The majority of patients with leg ulcers are cared for by community nurses. A study by Callam et al (1985) found that 83% of these patients had nursing treatment for their leg ulcers in their own home. If this is the case and a Doppler assessment is a necessary part of the holistic assessment then we must expect community nurses to have the necessary skills. However, Moffatt and O'Hare (1995a) highlighted that many nurses perform Doppler assessments with limited or no training.

Although his ulcer was extensive, Mr Hall tolerated the procedure well. Despite his arterial insufficiency he was able to rest on his bed and have the blood pressure cuff inflated at his ankles. Hampton (2000) stated that pain usually increased with the limb elevated in patients with arterial disease. On reflection, the assessment was undertaken at the time when Mr Hall's analgesia was at its optimum efficacy.

Flanagan (1997) highlighted that infection and anxiety cause pain, and a wound swab indicated the ulcer was infected. It is important that any ulcer is covered in a plastic sheet as an infection control precautions to protect the sphygmomanometer cuff from contamination with body fluids (Herbert, 1997).

The Doppler assessment was completed, with Mr Hall lying flat for 10-20 minutes to ensure an accurate resting systolic blood pressure reading (Jones, 2000), with no pressure on nearby vessels (Vowden et al, 1996). The results showed that he had an ankle brachial pressure index (ABPI) of 0.48 on his ulcerated leg and 0.66 on the other leg.

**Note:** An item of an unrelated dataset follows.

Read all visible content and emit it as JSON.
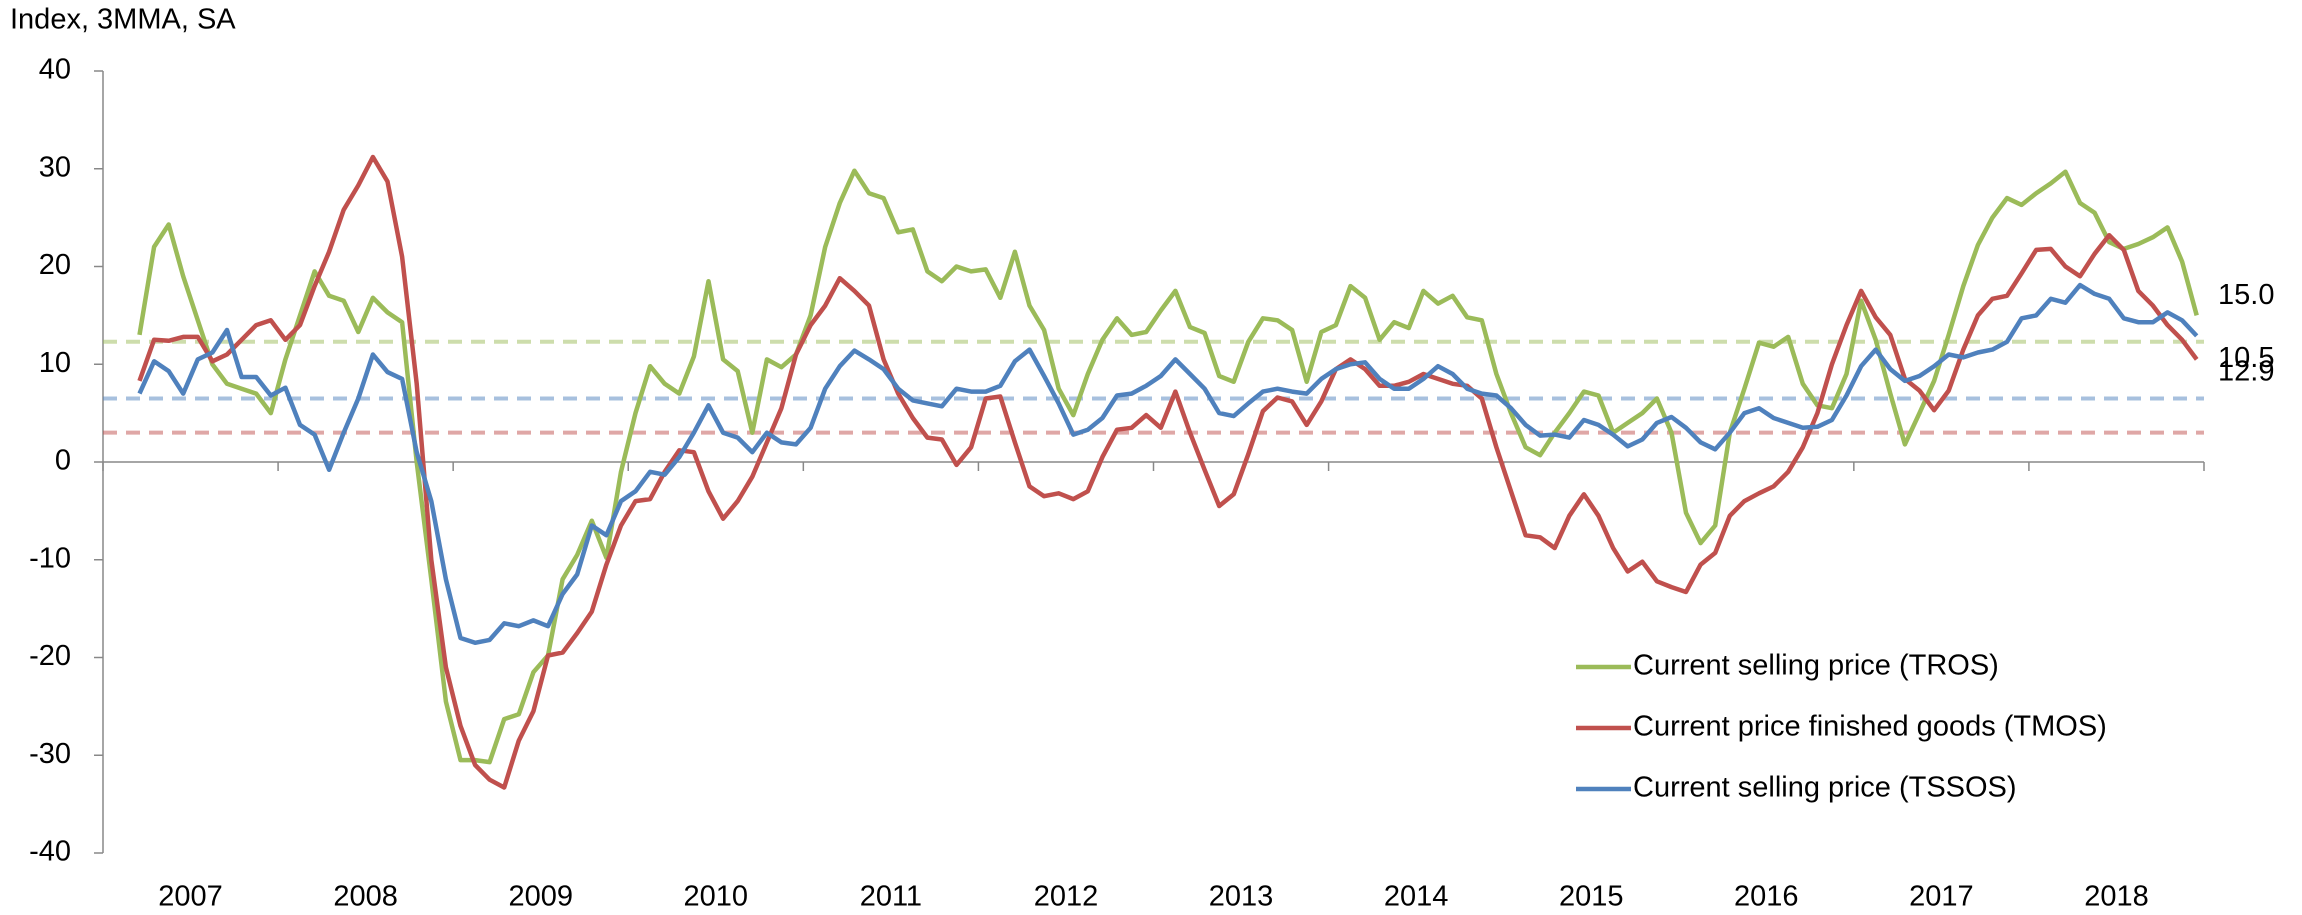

In accordance with local policy guidelines, Mr Hall was referred immediately to a vascular consultant, as these readings indicate arterial disease. Williams et al (1993) report that with an ABPI of less than 0.6 the ulcer is possibly due to arterial insufficiency, and no compression bandages should be applied until further expert assessments have taken place.

The Doppler assessment results were discussed with Mr Hall's GP who wrote immediately to the vascular consultant and the team that had discharged him from hospital several months earlier.

As a result of the referral Mr Hall was seen at the vascular clinic and a repeat Doppler ultrasound was performed. A Duplex scan is to follow, but at present there is a waiting list.

The following day a return visit was made to Mr Hall to explain his referral to the vascular consultant and the reasons for this. It was explained in layman's terms that the blood was not getting down to his leg ulcer adequately and that we needed to find out why it was not. It was hoped that specialist referral and treatment would result in an increased blood supply to the lower limb, which would facilitate wound healing and pain reduction.

The Doppler assessment is an integral part of the holistic assessment of a leg ulcer. This was important in Mr Hall's case due to the incorrect information on the hospital discharge letter. Mr Hall's compression bandages were not applied and he was referred back to the vascular consultant for further investigation. His care has helped us to further appreciate that each patient is unique and assessment must be individual and holistic. By analysing the care he received the district nursing team are reviewing Doppler assessment procedures critically.

- This was written as part of the Principles of Wound Management course in part-fulfillment of a BSc Hons in Tissue Viability at the University of Hertfordshire.